Passenger flights from Britain to Finland were halted on 21 December 2020 over concerns about the mutation, and that ban has now been extended to last until 18 January.
The National Institute for Health and Welfare of Finland (THL) said on Friday that passengers arriving from Britain, South Africa and now also Ireland pose a significant risk to the spread of the new variant of the Covid-19 virus to Finland.
"The Finnish Transport and Communications Agency, Traficom will suspend flights in accordance with THL's proposal," said the agency's Deputy Director General Jarkko Saarimäki.
"In its recommendation, THL has estimated a week to be an appropriate time for the restriction to take effect, but this will be re-examined next week to see if the situation has changed – and in which direction.

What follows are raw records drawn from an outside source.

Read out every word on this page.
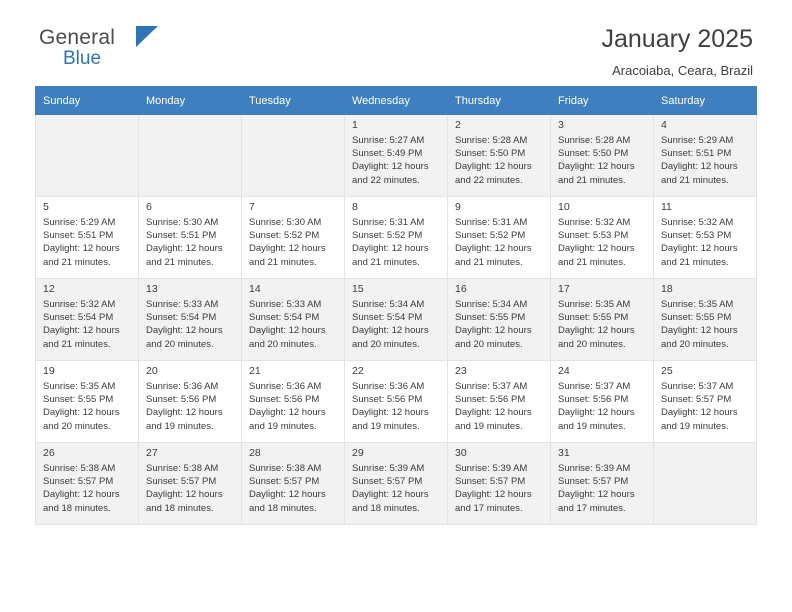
General
Blue
January 2025
Aracoiaba, Ceara, Brazil
Sunday	Monday	Tuesday	Wednesday	Thursday	Friday	Saturday

			1
Sunrise: 5:27 AM
Sunset: 5:49 PM
Daylight: 12 hours
and 22 minutes.	2
Sunrise: 5:28 AM
Sunset: 5:50 PM
Daylight: 12 hours
and 22 minutes.	3
Sunrise: 5:28 AM
Sunset: 5:50 PM
Daylight: 12 hours
and 21 minutes.	4
Sunrise: 5:29 AM
Sunset: 5:51 PM
Daylight: 12 hours
and 21 minutes.

5
Sunrise: 5:29 AM
Sunset: 5:51 PM
Daylight: 12 hours
and 21 minutes.	6
Sunrise: 5:30 AM
Sunset: 5:51 PM
Daylight: 12 hours
and 21 minutes.	7
Sunrise: 5:30 AM
Sunset: 5:52 PM
Daylight: 12 hours
and 21 minutes.	8
Sunrise: 5:31 AM
Sunset: 5:52 PM
Daylight: 12 hours
and 21 minutes.	9
Sunrise: 5:31 AM
Sunset: 5:52 PM
Daylight: 12 hours
and 21 minutes.	10
Sunrise: 5:32 AM
Sunset: 5:53 PM
Daylight: 12 hours
and 21 minutes.	11
Sunrise: 5:32 AM
Sunset: 5:53 PM
Daylight: 12 hours
and 21 minutes.

12
Sunrise: 5:32 AM
Sunset: 5:54 PM
Daylight: 12 hours
and 21 minutes.	13
Sunrise: 5:33 AM
Sunset: 5:54 PM
Daylight: 12 hours
and 20 minutes.	14
Sunrise: 5:33 AM
Sunset: 5:54 PM
Daylight: 12 hours
and 20 minutes.	15
Sunrise: 5:34 AM
Sunset: 5:54 PM
Daylight: 12 hours
and 20 minutes.	16
Sunrise: 5:34 AM
Sunset: 5:55 PM
Daylight: 12 hours
and 20 minutes.	17
Sunrise: 5:35 AM
Sunset: 5:55 PM
Daylight: 12 hours
and 20 minutes.	18
Sunrise: 5:35 AM
Sunset: 5:55 PM
Daylight: 12 hours
and 20 minutes.

19
Sunrise: 5:35 AM
Sunset: 5:55 PM
Daylight: 12 hours
and 20 minutes.	20
Sunrise: 5:36 AM
Sunset: 5:56 PM
Daylight: 12 hours
and 19 minutes.	21
Sunrise: 5:36 AM
Sunset: 5:56 PM
Daylight: 12 hours
and 19 minutes.	22
Sunrise: 5:36 AM
Sunset: 5:56 PM
Daylight: 12 hours
and 19 minutes.	23
Sunrise: 5:37 AM
Sunset: 5:56 PM
Daylight: 12 hours
and 19 minutes.	24
Sunrise: 5:37 AM
Sunset: 5:56 PM
Daylight: 12 hours
and 19 minutes.	25
Sunrise: 5:37 AM
Sunset: 5:57 PM
Daylight: 12 hours
and 19 minutes.

26
Sunrise: 5:38 AM
Sunset: 5:57 PM
Daylight: 12 hours
and 18 minutes.	27
Sunrise: 5:38 AM
Sunset: 5:57 PM
Daylight: 12 hours
and 18 minutes.	28
Sunrise: 5:38 AM
Sunset: 5:57 PM
Daylight: 12 hours
and 18 minutes.	29
Sunrise: 5:39 AM
Sunset: 5:57 PM
Daylight: 12 hours
and 18 minutes.	30
Sunrise: 5:39 AM
Sunset: 5:57 PM
Daylight: 12 hours
and 17 minutes.	31
Sunrise: 5:39 AM
Sunset: 5:57 PM
Daylight: 12 hours
and 17 minutes.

We are prepared to action new restrictions very quickly if the health authorities deem it necessary," he said.
The flight suspensions are intended to stop the spread of the new strain of Covid-19, first identified in the United Kingdom. A slightly different type of the virus variant was also found in a passenger arriving from South Africa.
The fear is that the new variants will spread much faster than before, which could over-burden Finland's healthcare system.
The restriction only applies to direct air traffic and has no effect on flight traffic arriving via other countries.